Widmer René P, Ferguson Stephen J
Institute for Biomechanics, ETH Zurich, Zurich, Switzerland.
Proc Inst Mech Eng H. 2013 Jun;227(6):617-28. doi: 10.1177/0954411912462814. Epub 2013 Mar 22.
Fluid flow in the intertrabecular spaces of vertebral bone has been implicated in a number of physiological phenomena. Despite the potential clinical significance of the flow of various fluids through the intertrabecular cavities, the intrinsic permeability of trabecular bone is not fully characterized or understood. Furthermore, very little is known about the interdependence of permeability and morphological parameters. The main purpose of this study is to characterize computational methods to determine intrinsic bone permeability from three-dimensional computed tomography (CT) image stacks that were, depending on the underlying algorithm of each model, acquired at a spatial resolution ranging from the order of 500 μm (macroscale) up to 10 μm (microscale). A Finite Element formulation of the steady-state Stokes flow and an in house developed pore network modeling approach compute permeability on the microscopic length scale. To approximate the geometry of the trabecular bone network, a cellular model is used to map morphological information into intrinsic permeability by means of a log-linear regression equation. If the image resolution is too low for the quantification of the trabecular bone architecture, permeability is directly derived by fitting a simplified version of the log-linear regression equation to the CT Hounsfield values. Depending on the resolution of the raw image data and the chosen model, permeability value correlations are 0.31 ≤ R(2) ≤ 0.90 compared to the Finite Element method, that is referred to as the baseline for any comparisons in this study. Furthermore, we found no significant dependence of the intrinsic permeability on the trabecular thickness parameter.

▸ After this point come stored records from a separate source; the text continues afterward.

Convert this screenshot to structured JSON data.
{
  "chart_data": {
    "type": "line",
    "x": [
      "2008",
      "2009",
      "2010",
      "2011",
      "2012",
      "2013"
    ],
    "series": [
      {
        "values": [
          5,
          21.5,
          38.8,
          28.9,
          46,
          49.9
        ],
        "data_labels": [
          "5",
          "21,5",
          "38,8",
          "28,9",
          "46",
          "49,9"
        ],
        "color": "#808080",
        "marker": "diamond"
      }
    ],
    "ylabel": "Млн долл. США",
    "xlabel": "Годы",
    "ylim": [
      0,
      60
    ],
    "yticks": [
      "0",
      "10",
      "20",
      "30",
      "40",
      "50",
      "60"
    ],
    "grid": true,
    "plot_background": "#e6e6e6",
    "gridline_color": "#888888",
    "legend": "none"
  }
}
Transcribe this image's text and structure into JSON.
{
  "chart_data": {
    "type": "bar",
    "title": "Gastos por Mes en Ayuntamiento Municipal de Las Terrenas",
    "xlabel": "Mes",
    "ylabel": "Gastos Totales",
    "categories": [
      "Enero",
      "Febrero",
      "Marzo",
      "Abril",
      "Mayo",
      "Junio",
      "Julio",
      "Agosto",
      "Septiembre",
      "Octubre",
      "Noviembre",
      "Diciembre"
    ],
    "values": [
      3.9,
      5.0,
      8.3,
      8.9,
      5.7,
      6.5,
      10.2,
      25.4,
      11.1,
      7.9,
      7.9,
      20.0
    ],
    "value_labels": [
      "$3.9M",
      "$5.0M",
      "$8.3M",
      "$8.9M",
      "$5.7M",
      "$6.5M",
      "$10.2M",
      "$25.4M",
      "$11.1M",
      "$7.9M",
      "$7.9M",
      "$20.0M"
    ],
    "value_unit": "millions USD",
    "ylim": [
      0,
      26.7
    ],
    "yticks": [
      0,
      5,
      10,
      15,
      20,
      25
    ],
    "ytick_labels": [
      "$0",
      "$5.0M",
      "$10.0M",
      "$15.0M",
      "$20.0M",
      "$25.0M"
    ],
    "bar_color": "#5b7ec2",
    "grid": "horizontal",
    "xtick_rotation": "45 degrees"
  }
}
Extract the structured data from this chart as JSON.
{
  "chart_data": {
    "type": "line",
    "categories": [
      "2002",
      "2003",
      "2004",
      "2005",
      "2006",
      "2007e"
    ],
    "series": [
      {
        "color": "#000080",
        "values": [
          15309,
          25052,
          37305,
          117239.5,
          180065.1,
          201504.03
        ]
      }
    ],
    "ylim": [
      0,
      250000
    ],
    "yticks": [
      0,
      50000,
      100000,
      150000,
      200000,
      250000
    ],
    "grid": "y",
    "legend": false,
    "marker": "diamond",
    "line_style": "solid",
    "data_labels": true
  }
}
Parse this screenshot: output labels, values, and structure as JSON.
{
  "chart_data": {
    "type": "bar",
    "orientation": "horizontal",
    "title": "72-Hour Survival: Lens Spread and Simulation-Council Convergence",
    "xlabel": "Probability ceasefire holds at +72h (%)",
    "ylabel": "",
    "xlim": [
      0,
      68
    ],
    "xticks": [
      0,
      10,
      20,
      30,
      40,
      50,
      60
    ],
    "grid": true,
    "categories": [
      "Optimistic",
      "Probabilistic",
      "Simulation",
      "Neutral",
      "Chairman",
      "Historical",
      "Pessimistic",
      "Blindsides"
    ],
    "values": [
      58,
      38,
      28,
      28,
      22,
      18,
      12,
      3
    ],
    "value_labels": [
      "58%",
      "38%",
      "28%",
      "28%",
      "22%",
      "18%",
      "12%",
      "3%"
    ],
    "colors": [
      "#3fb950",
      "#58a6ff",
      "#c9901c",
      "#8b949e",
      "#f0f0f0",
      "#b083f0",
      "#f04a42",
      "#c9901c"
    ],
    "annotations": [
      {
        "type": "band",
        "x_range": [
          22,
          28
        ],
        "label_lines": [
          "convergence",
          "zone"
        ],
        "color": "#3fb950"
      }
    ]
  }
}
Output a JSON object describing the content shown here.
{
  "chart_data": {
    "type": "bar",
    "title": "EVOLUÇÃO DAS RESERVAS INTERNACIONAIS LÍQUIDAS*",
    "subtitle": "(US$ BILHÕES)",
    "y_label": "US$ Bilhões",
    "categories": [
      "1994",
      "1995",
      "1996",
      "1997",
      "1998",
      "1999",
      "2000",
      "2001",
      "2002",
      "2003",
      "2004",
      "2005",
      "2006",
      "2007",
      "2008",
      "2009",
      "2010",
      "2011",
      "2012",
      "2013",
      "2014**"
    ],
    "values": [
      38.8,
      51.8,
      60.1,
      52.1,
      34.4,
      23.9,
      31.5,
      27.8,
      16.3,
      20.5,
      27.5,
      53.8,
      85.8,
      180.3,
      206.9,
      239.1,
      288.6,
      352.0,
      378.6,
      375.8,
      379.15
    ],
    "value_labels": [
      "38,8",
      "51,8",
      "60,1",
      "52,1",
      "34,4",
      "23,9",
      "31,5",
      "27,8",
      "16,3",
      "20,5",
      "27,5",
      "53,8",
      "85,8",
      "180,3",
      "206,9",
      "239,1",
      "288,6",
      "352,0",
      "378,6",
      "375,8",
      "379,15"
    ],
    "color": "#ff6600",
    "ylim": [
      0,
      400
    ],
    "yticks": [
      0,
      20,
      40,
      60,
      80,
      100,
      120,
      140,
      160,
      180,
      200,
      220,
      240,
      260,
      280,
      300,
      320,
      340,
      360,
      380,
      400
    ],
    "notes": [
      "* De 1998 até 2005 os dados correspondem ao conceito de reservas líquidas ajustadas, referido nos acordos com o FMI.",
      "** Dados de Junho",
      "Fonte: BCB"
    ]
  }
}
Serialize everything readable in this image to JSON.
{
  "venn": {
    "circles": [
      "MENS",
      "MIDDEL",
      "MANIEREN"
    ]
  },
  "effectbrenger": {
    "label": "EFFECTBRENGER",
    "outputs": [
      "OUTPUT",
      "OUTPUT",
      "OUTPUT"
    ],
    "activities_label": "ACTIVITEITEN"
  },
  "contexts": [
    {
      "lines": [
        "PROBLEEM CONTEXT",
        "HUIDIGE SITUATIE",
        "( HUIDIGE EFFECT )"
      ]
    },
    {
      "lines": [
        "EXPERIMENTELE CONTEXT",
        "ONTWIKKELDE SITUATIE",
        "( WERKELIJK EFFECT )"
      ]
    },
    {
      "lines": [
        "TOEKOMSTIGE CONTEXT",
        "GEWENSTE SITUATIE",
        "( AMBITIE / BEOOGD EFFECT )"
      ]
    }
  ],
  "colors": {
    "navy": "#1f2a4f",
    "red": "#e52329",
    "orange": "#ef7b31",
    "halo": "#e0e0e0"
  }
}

椎骨小梁间隙中的流体流动与多种生理现象有关。尽管各种流体通过小梁间隙流动具有潜在的临床意义,但小梁骨的固有渗透率尚未得到充分表征或理解。此外,关于渗透率与形态学参数之间的相互依存关系知之甚少。本研究的主要目的是描述计算方法,以便根据三维计算机断层扫描(CT)图像堆栈确定骨固有渗透率,这些图像堆栈根据每个模型的底层算法,在从500μm量级(宏观尺度)到10μm(微观尺度)的空间分辨率下获取。稳态斯托克斯流的有限元公式和内部开发的孔隙网络建模方法在微观长度尺度上计算渗透率。为了近似小梁骨网络的几何形状,使用细胞模型通过对数线性回归方程将形态学信息映射到固有渗透率中。如果图像分辨率过低而无法量化小梁骨结构,则通过将对数线性回归方程的简化版本拟合到CT亨氏值直接得出渗透率。根据原始图像数据的分辨率和所选模型,与有限元方法相比,渗透率值相关性为0.31≤R²≤0.90,有限元方法在本研究中被用作任何比较的基线。此外,我们发现固有渗透率与小梁厚度参数之间没有显著相关性。